En France, le Haut Conseil de la Santé Publique (HCSP) a pour mission l’élaboration, le suivi annuel et l’évalution pluri-annuelle de la stratégie de santé nationale. Il a été créé en mars 2004.
Il est saisi dés le mois de février 2020 par la direction générale de la santé suite à la déclaration de l’OMS faisant du COVID-19 une Urgence de Santé Publique de Priorité Internationale.
Le HCSP réactive alors le groupe « grippe, coronavirus, infections respiratoires émergentes » composé de ses propres experts internes ainsi que d’experts extérieurs. Un sous-groupe dédié à la partie prise en charge des cas de COVID-19 est constitué afin de répondre à la saisie de la DGS.
Dés lors, il émet des recommandations et avis pluri-hebdomadaires sur les différentes prises en charges spécifiques de l’épidémie. Ces messages sont diffusés aux professionnels des différents milieux impliqués dans la gestion de la crise : Centre hospitaliers, médecins de ville, Ephad et autres EMS, mais aussi infirmières, praticiens para-médicaux, laboratoires de biologie médicale, organismes de pompes funèbres, etc.

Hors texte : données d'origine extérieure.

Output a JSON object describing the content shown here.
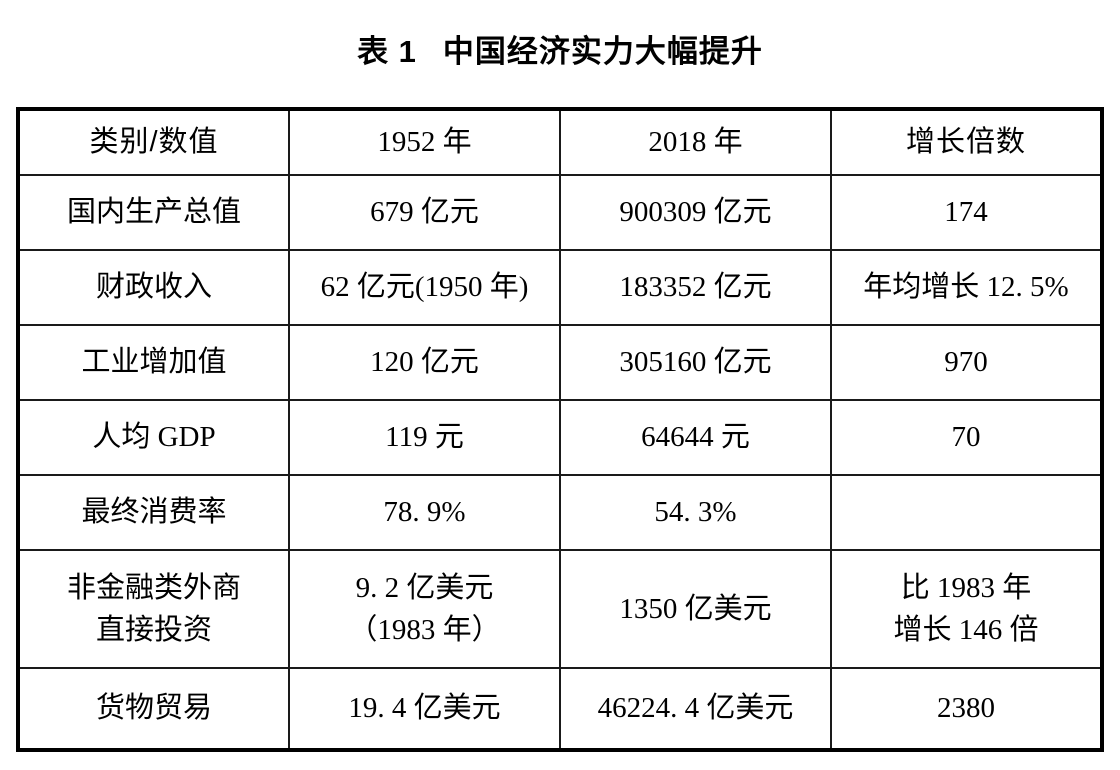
{
  "title": {
    "label": "表 1",
    "text": "中国经济实力大幅提升"
  },
  "table": {
    "columns": [
      "类别/数值",
      "1952 年",
      "2018 年",
      "增长倍数"
    ],
    "rows": [
      [
        "国内生产总值",
        "679 亿元",
        "900309 亿元",
        "174"
      ],
      [
        "财政收入",
        "62 亿元(1950 年)",
        "183352 亿元",
        "年均增长 12. 5%"
      ],
      [
        "工业增加值",
        "120 亿元",
        "305160 亿元",
        "970"
      ],
      [
        "人均 GDP",
        "119 元",
        "64644 元",
        "70"
      ],
      [
        "最终消费率",
        "78. 9%",
        "54. 3%",
        ""
      ],
      [
        "非金融类外商\n直接投资",
        "9. 2 亿美元\n（1983 年）",
        "1350 亿美元",
        "比 1983 年\n增长 146 倍"
      ],
      [
        "货物贸易",
        "19. 4 亿美元",
        "46224. 4 亿美元",
        "2380"
      ]
    ]
  },
  "colors": {
    "text": "#000000",
    "border": "#000000",
    "background": "#ffffff"
  }
}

Le 10/03/2020, est également créé un conseil scientifique Covid-19 à l’initiative du ministre de la santé pour éclairer l’exécutif dans la gestion de l’épidémie. Ce conseil comprend onze membres venant d’un vaste éventail de disciplines scientifiques.

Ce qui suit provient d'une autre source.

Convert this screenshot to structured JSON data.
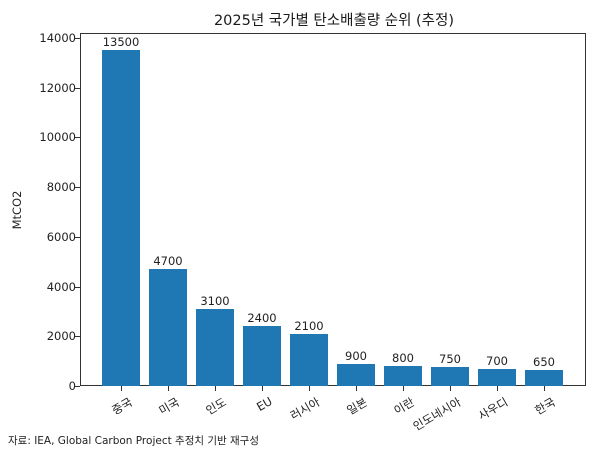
{
  "chart_data": {
    "type": "bar",
    "title": "2025년 국가별 탄소배출량 순위 (추정)",
    "xlabel": "",
    "ylabel": "MtCO2",
    "categories": [
      "중국",
      "미국",
      "인도",
      "EU",
      "러시아",
      "일본",
      "이란",
      "인도네시아",
      "사우디",
      "한국"
    ],
    "values": [
      13500,
      4700,
      3100,
      2400,
      2100,
      900,
      800,
      750,
      700,
      650
    ],
    "value_labels": [
      "13500",
      "4700",
      "3100",
      "2400",
      "2100",
      "900",
      "800",
      "750",
      "700",
      "650"
    ],
    "ylim": [
      0,
      14000
    ],
    "yticks": [
      "0",
      "2000",
      "4000",
      "6000",
      "8000",
      "10000",
      "12000",
      "14000"
    ],
    "ytick_values": [
      0,
      2000,
      4000,
      6000,
      8000,
      10000,
      12000,
      14000
    ],
    "grid": false,
    "legend": null,
    "bar_color": "#1f77b4",
    "xtick_rotation": 30
  },
  "footer": {
    "source": "자료: IEA, Global Carbon Project 추정치 기반 재구성"
  }
}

Le 24/03/2020, un autre groupe est créé : le comité analyse recherche et expertise (CARE) pour accompagner la décision publique dans sa gestion de la crise. L’objectif de ce comité, selon le site du ministère de la santé, est d’« éclairer les pouvoirs publics dans des délais très courts sur les suites à donner aux propositions d’approche innovantes scientifiques, technologiques et thérapeutiques formulées par la communauté scientifique française et étrangère » et de pouvoir « solliciter la communauté scientifique ». Ses membres sont également des experts de différentes origines, médecins et non médecins. Deux d’entre-eux siègent également au conseil scientifique.

3 Aspects cliniques du Covid-19

Dans son dernier avis du 23/03/2020, le HCSP retient les informations suivantes :

 

  • L’incubation est de 5,5 à 6,4 jours avec une médiane autour de 4 jours.
  • Plus de 80% des cas sont des formes modérées, 14% sont des formes graves.
  • Le syndrome de détresse respiratoire intervient au 9ème jour prés le début des symptômes.
  • Signes cliniques les plus fréquents : fièvre, toux, myalgies, asthénie. Agueusies et anosmies sont récemment décrites. Diarrhée retrouvée surtout chez des sujets âgés.
  • La tomodensitométrie (scanner) thoracique identifie dans la quasi-totalité des cas des images bilatérales caractéristique en verre dépoli ; de plus, des infiltrats parenchymateux sont observés dans les formes intermédiaires et des syndromes de consolidations pulmonaires lobulaires et sous-segmentaires dans les formes réanimatoires en dehors de toute infection bactérienne ou fongique.

 

Plusieurs présentations cliniques sont identifiées :

  • Présentation simple au cours de laquelle le virus reste indétectable dans le sang : formes asymptomatiques (pouvant être contagieuses) ;
  • Formes pauci-symptomatiques et pneumonies ;
  • Formes graves, d’emblée ou vers le 7ème jour d’évolution, qui se traduisent par une atteinte parenchymateuse, un sepsis, des surinfections bactériennes ou fongiques. Dans ces formes graves, une virémie peut être mise en évidence et on observe également une thrombopénie, une lymphopénie marquée avec polynucléose à neutrophiles.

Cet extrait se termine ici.